Arturo Yanez, a commentator on the drug trade, said Cancun "is on the verge of becoming the Ciudad Juarez of the southeast because it is one of the principal entrances for drugs from Central America."
Both Juarez and Cancun have had a rapid influx of outsiders and a history of police corruption. Mario Villanueva, the former governor of the state where Cancun is located, Quintana Roo, was imprisoned a decade ago for drug crimes.
Mayor Gregorio Sanchez Martinez, whose nephew was killed in early February when drug traffickers abducted and killed retired army Gen. Mauro Enrique Tello, said the high-level killing was "an isolated incident" and a direct reaction to a government crackdown against trafficking groups, which Sanchez said would continue with greater vigor.

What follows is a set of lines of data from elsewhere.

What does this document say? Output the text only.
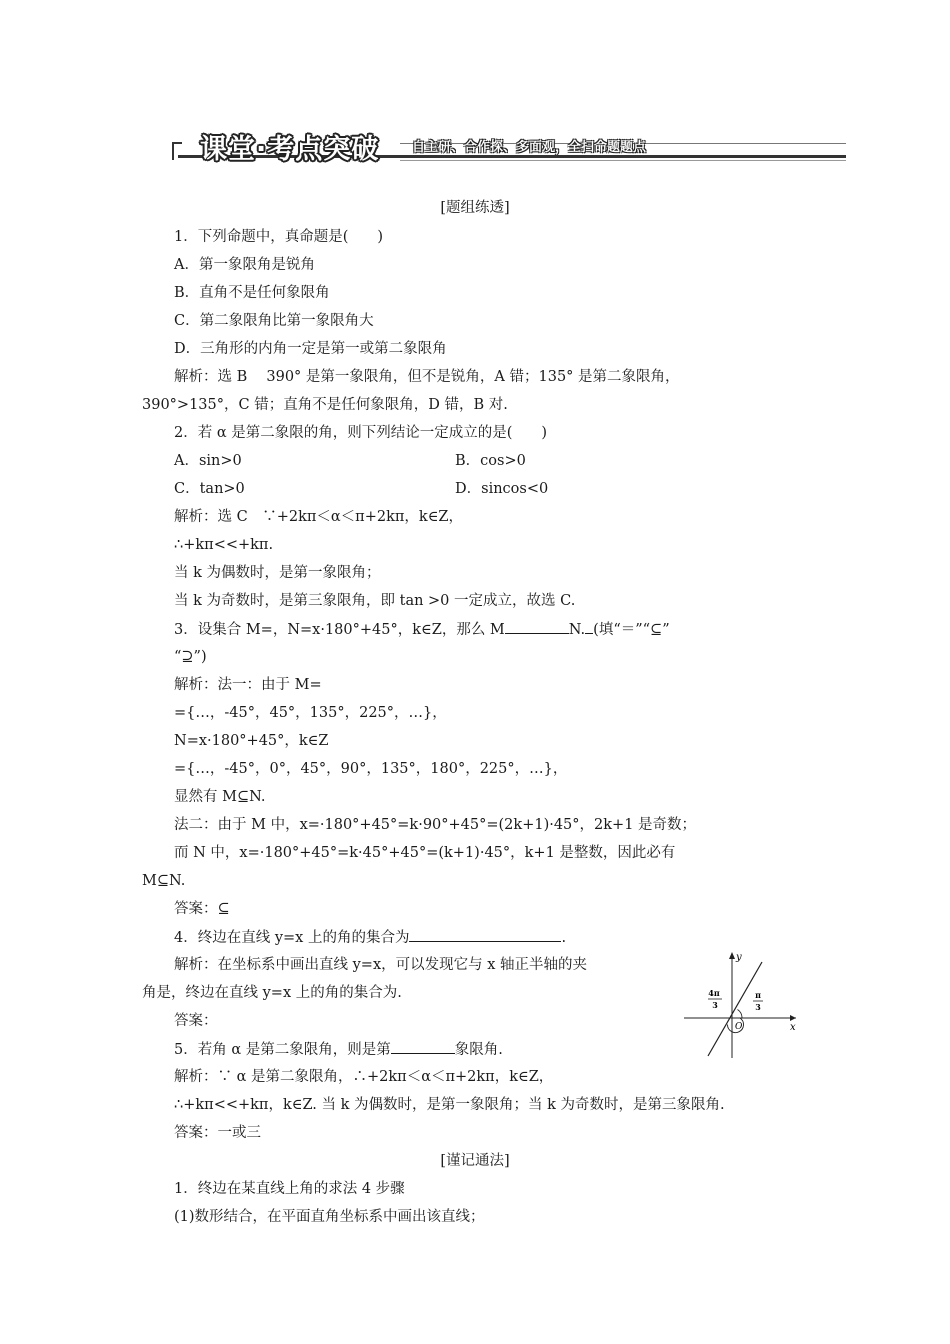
课堂·考点突破	自主研、合作探、多面观，全扫命题题点
[题组练透]
1．下列命题中，真命题是(　　)
A．第一象限角是锐角
B．直角不是任何象限角
C．第二象限角比第一象限角大
D．三角形的内角一定是第一或第二象限角
解析：选 B　 390° 是第一象限角，但不是锐角，A 错；135° 是第二象限角，
390°>135°，C 错；直角不是任何象限角，D 错，B 对.
2．若 α 是第二象限的角，则下列结论一定成立的是(　　)
A．sin>0	B．cos>0
C．tan>0	D．sincos<0
解析：选 C　∵+2kπ＜α＜π+2kπ，k∈Z，
∴+kπ<<+kπ.
当 k 为偶数时，是第一象限角；
当 k 为奇数时，是第三象限角，即 tan >0 一定成立，故选 C.
3．设集合 M=，N=x·180°+45°，k∈Z，那么 M	N. (填“＝”“⊆”
“⊇”)
解析：法一：由于 M=
={…，-45°，45°，135°，225°，…}，
N=x·180°+45°，k∈Z
={…，-45°，0°，45°，90°，135°，180°，225°，…}，
显然有 M⊆N.
法二：由于 M 中，x=·180°+45°=k·90°+45°=(2k+1)·45°，2k+1 是奇数；
而 N 中，x=·180°+45°=k·45°+45°=(k+1)·45°，k+1 是整数，因此必有
M⊆N.
答案：⊆
4．终边在直线 y=x 上的角的集合为	.
解析：在坐标系中画出直线 y=x，可以发现它与 x 轴正半轴的夹
角是，终边在直线 y=x 上的角的集合为.
答案：
5．若角 α 是第二象限角，则是第	象限角.
解析：∵ α 是第二象限角，∴+2kπ＜α＜π+2kπ，k∈Z，
∴+kπ<<+kπ，k∈Z. 当 k 为偶数时，是第一象限角；当 k 为奇数时，是第三象限角.
答案：一或三
[谨记通法]
1．终边在某直线上角的求法 4 步骤
(1)数形结合，在平面直角坐标系中画出该直线；
y
x
O
4π
3
π
3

The city had hired Tello to set up an elite police force to fight drug trafficking.
"This blood had to flow, perhaps, so that there could be a real housecleaning, and these criminal groups have been dismantled," said Sanchez, who took office 11 months ago.
One reason the Cancun hotel zone is remarkably safe, Sanchez added, is because it is essentially a long island with just two entry and exit points.
Alejandro Betancourt Perez, head of the island's separate Tourist Police, said that crime against tourists has decreased over the past year and that the Tourist Police force was tripled to 100 officers, most of them bilingual.
Far more dangerous than the narcos for spring breakers, officials said, are the university kids themselves. Fights, fueled by alcohol, and rapes continue to be problems, along with car or motorcycle accidents.